When the Deal Just Can’t Go Down

One year ago we had no idea what was ahead. Call it Post Traumatic Covid Disorder but over the past month, thoughts of March 2020 both vividly immediate and dreamily distant have taken up an inordinate amount of my brain space. Who among us has not recalled the one-year anniversary of the last time we did this or that, or went here or there, or spent time with these friends or those relatives? The fact is, “Before Covid” is a haunting thing. 

Everyone sacrificed something. Someone. A dream. A plan. And while the miracle of the Covid vaccines is a glorious light at the end of the quarantine tunnel, for some people, black terror is only intensifying. 

My friend Andy Slimak and I illustrate the point. I just received my second vaccine, which means that in two weeks I will be able to widen the lens of social possibilities. In contrast, for Andy, who realized his dream of being a small business owner not long before the pandemic hit, the nightmare continues.

As for me, I just can’t sit by and do nothing. And, in a move that’s rather out of character for me, I’m going to ask all of you to help, too.  

I think the world of this young man. You may remember Andy as the real-life hero who made one of my life-long dreams come true by teaching me (ME!) how to dance. You might say that I was a wooden-limbed Pinocchia and Andy the talented Geppetto who brought my ballroom legs to life. 

I love dancing so much, my hope was to continue working with Andy even though I moved a couple hundred miles away. Covid made that impossible until, ironically, now. I say ironically because exactly when vaccinated dancers will be able to retake the dance floor, an unanticipated twist is threatening to smash Andy’s dream to smithereens. 

The landlord and owner of the building has announced that a renewal of the lease is off the table and demands that either Andy and Liz buy the building or get out. To be fair, the owner of the building may also have been adversely affected by Covid-19, which is another indication of the layers and layers of suffering the pandemic caused throughout the business sector. However, after having nursed the business through the worst of times only to have this unanticipated new demand jeopardize ten years of hard work—to have ten years go up in smoke just like that, quick as a finger-snap—ten years of building a business one client, one lesson, one Showcase at a time in a place you’ve poured everything into—only to have it be vaporized? That’s beyond brutal. 

Perhaps Andy and Liz will be able to talk sense into the landlord (fingers crossed).

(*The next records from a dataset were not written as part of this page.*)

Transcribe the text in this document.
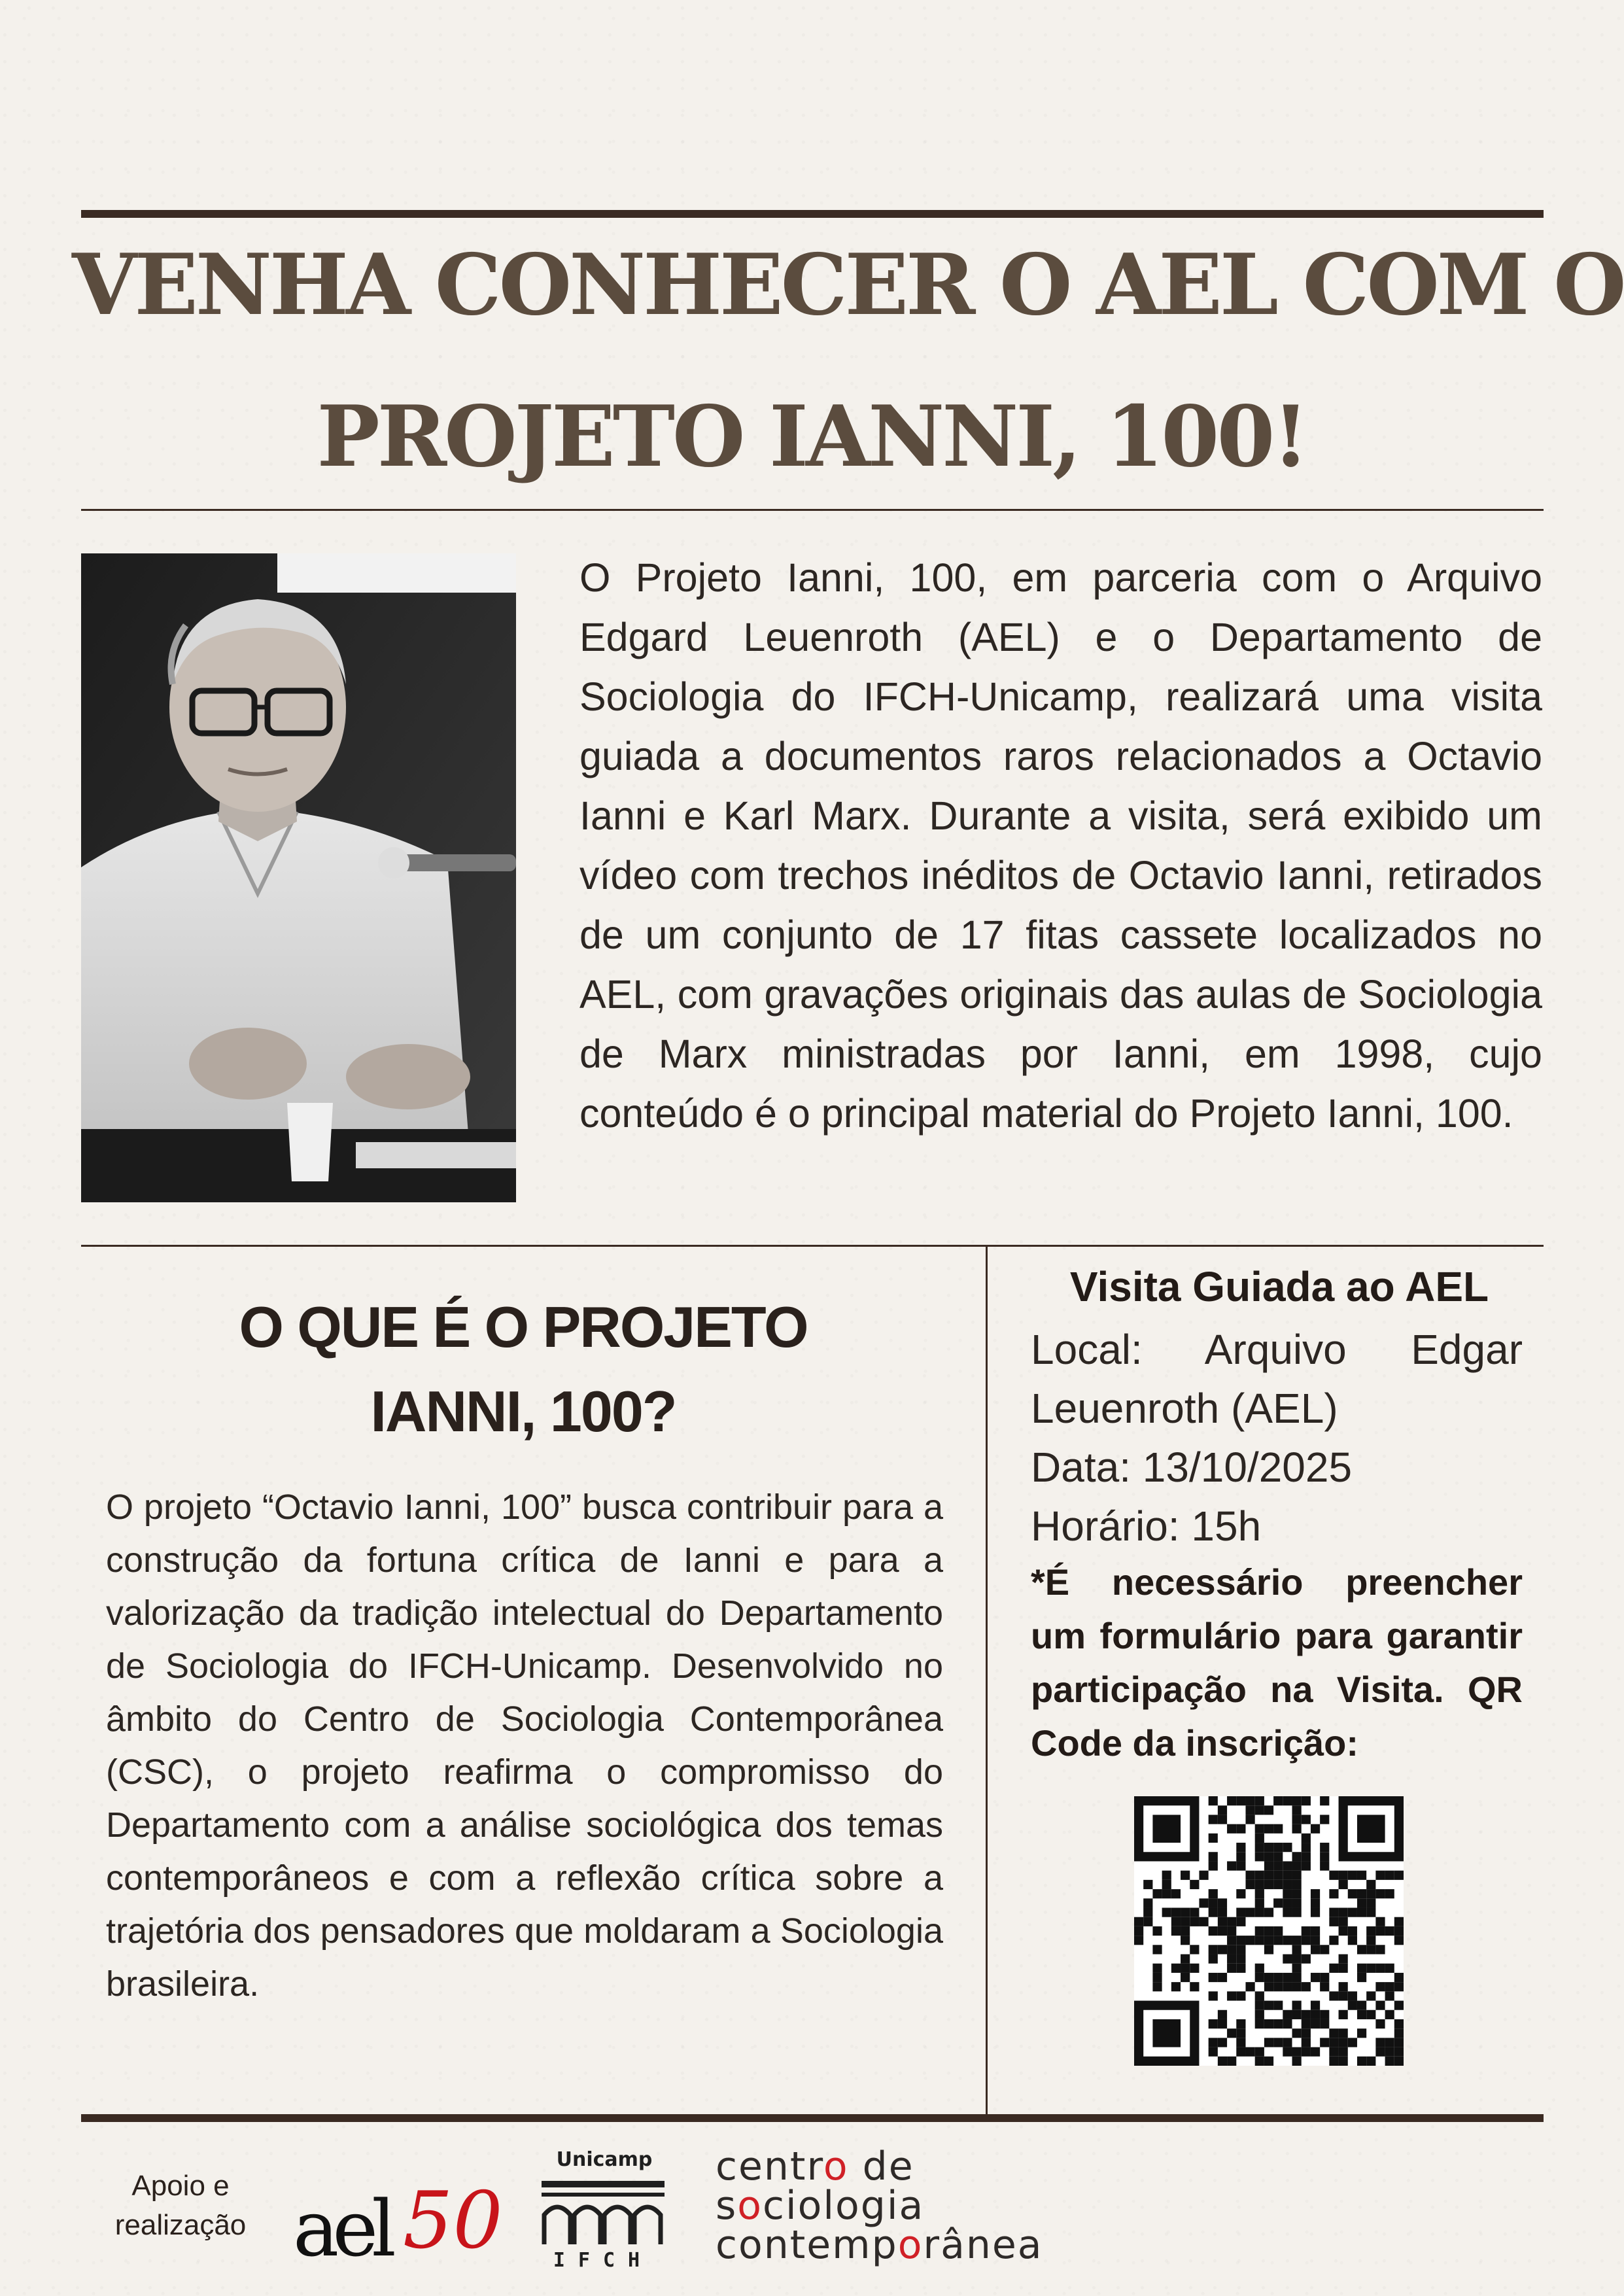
VENHA CONHECER O AEL COM O
PROJETO IANNI, 100!
O Projeto Ianni, 100, em parceria com o Arquivo Edgard Leuenroth (AEL) e o Departamento de Sociologia do IFCH-Unicamp, realizará uma visita guiada a documentos raros relacionados a Octavio Ianni e Karl Marx. Durante a visita, será exibido um vídeo com trechos inéditos de Octavio Ianni, retirados de um conjunto de 17 fitas cassete localizados no AEL, com gravações originais das aulas de Sociologia de Marx ministradas por Ianni, em 1998, cujo conteúdo é o principal material do Projeto Ianni, 100.
O QUE É O PROJETO
IANNI, 100?
O projeto “Octavio Ianni, 100” busca contribuir para a construção da fortuna crítica de Ianni e para a valorização da tradição intelectual do Departamento de Sociologia do IFCH-Unicamp. Desenvolvido no âmbito do Centro de Sociologia Contemporânea (CSC), o projeto reafirma o compromisso do Departamento com a análise sociológica dos temas contemporâneos e com a reflexão crítica sobre a trajetória dos pensadores que moldaram a Sociologia brasileira.
Visita Guiada ao AEL
Local: Arquivo Edgar
Leuenroth (AEL)
Data: 13/10/2025
Horário: 15h
*É necessário preencher um formulário para garantir participação na Visita. QR Code da inscrição:
Apoio e
realização ael 50
Unicamp
IFCH
centro de
sociologia
contemporânea
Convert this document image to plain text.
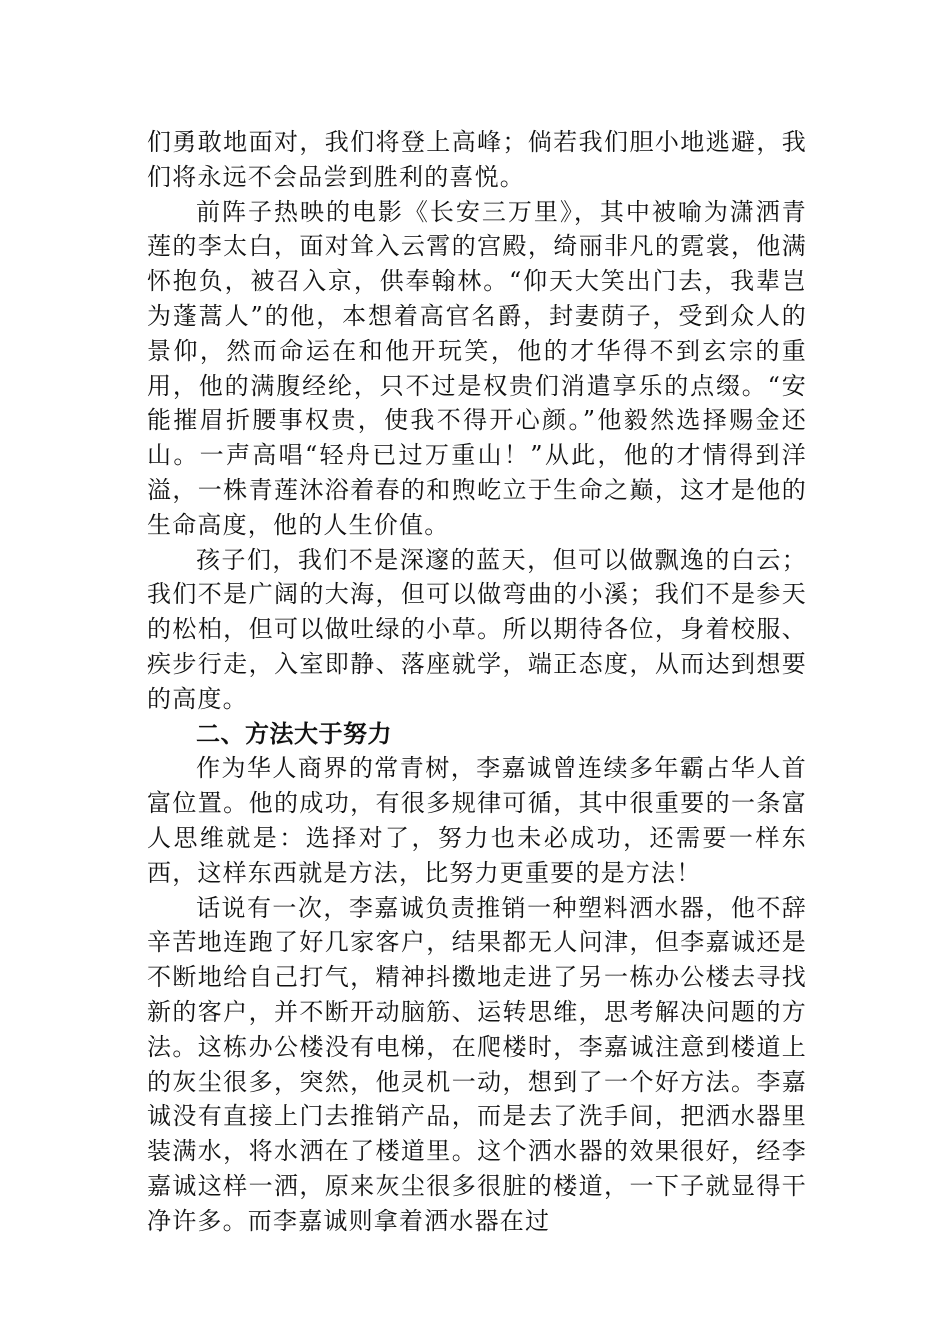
们勇敢地面对，我们将登上高峰；倘若我们胆小地逃避，我们将永远不会品尝到胜利的喜悦。

前阵子热映的电影《长安三万里》，其中被喻为潇洒青莲的李太白，面对耸入云霄的宫殿，绮丽非凡的霓裳，他满怀抱负，被召入京，供奉翰林。“仰天大笑出门去，我辈岂为蓬蒿人”的他，本想着高官名爵，封妻荫子，受到众人的景仰，然而命运在和他开玩笑，他的才华得不到玄宗的重用，他的满腹经纶，只不过是权贵们消遣享乐的点缀。“安能摧眉折腰事权贵，使我不得开心颜。”他毅然选择赐金还山。一声高唱“轻舟已过万重山！”从此，他的才情得到洋溢，一株青莲沐浴着春的和煦屹立于生命之巅，这才是他的生命高度，他的人生价值。

孩子们，我们不是深邃的蓝天，但可以做飘逸的白云；我们不是广阔的大海，但可以做弯曲的小溪；我们不是参天的松柏，但可以做吐绿的小草。所以期待各位，身着校服、疾步行走，入室即静、落座就学，端正态度，从而达到想要的高度。

二、方法大于努力

作为华人商界的常青树，李嘉诚曾连续多年霸占华人首富位置。他的成功，有很多规律可循，其中很重要的一条富人思维就是：选择对了，努力也未必成功，还需要一样东西，这样东西就是方法，比努力更重要的是方法！

话说有一次，李嘉诚负责推销一种塑料洒水器，他不辞辛苦地连跑了好几家客户，结果都无人问津，但李嘉诚还是不断地给自己打气，精神抖擞地走进了另一栋办公楼去寻找新的客户，并不断开动脑筋、运转思维，思考解决问题的方法。这栋办公楼没有电梯，在爬楼时，李嘉诚注意到楼道上的灰尘很多，突然，他灵机一动，想到了一个好方法。李嘉诚没有直接上门去推销产品，而是去了洗手间，把洒水器里装满水，将水洒在了楼道里。这个洒水器的效果很好，经李嘉诚这样一洒，原来灰尘很多很脏的楼道，一下子就显得干净许多。而李嘉诚则拿着洒水器在过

Maybe they’ll find another location where the ballroom & Latin school of dance studio can thrive (fingers and toes crossed). Either way, they need our help. A Go Fund Me account has been opened, and if all of us contribute even just $5 or $10, we can help save a dance studio that makes so many dreams come true, it’s more a dream machine than it is a local small business.

I can’t help but think back to the last time Andy and I danced together. We waltzed to Bob Dylan’s gorgeous “When the Deal Goes Down.” 

We had no way of knowing that it would be a long, long time before we would again pause the onrush of time as we traveled the four corners of Andy’s dance studio. But never in a zillion years could we have guessed at a sinister foreshadowing of the song’s title. 

I just can’t bear the thought of Andy’s deal going down.

Please consider making a donation to the GoFundMe effort on behalf of Starz Ballroom Westlake. If all of my friends give just $5.00, Andy can keep teaching people like me how to overcome their fears and feel at home in a place where we’ve always longed to belong.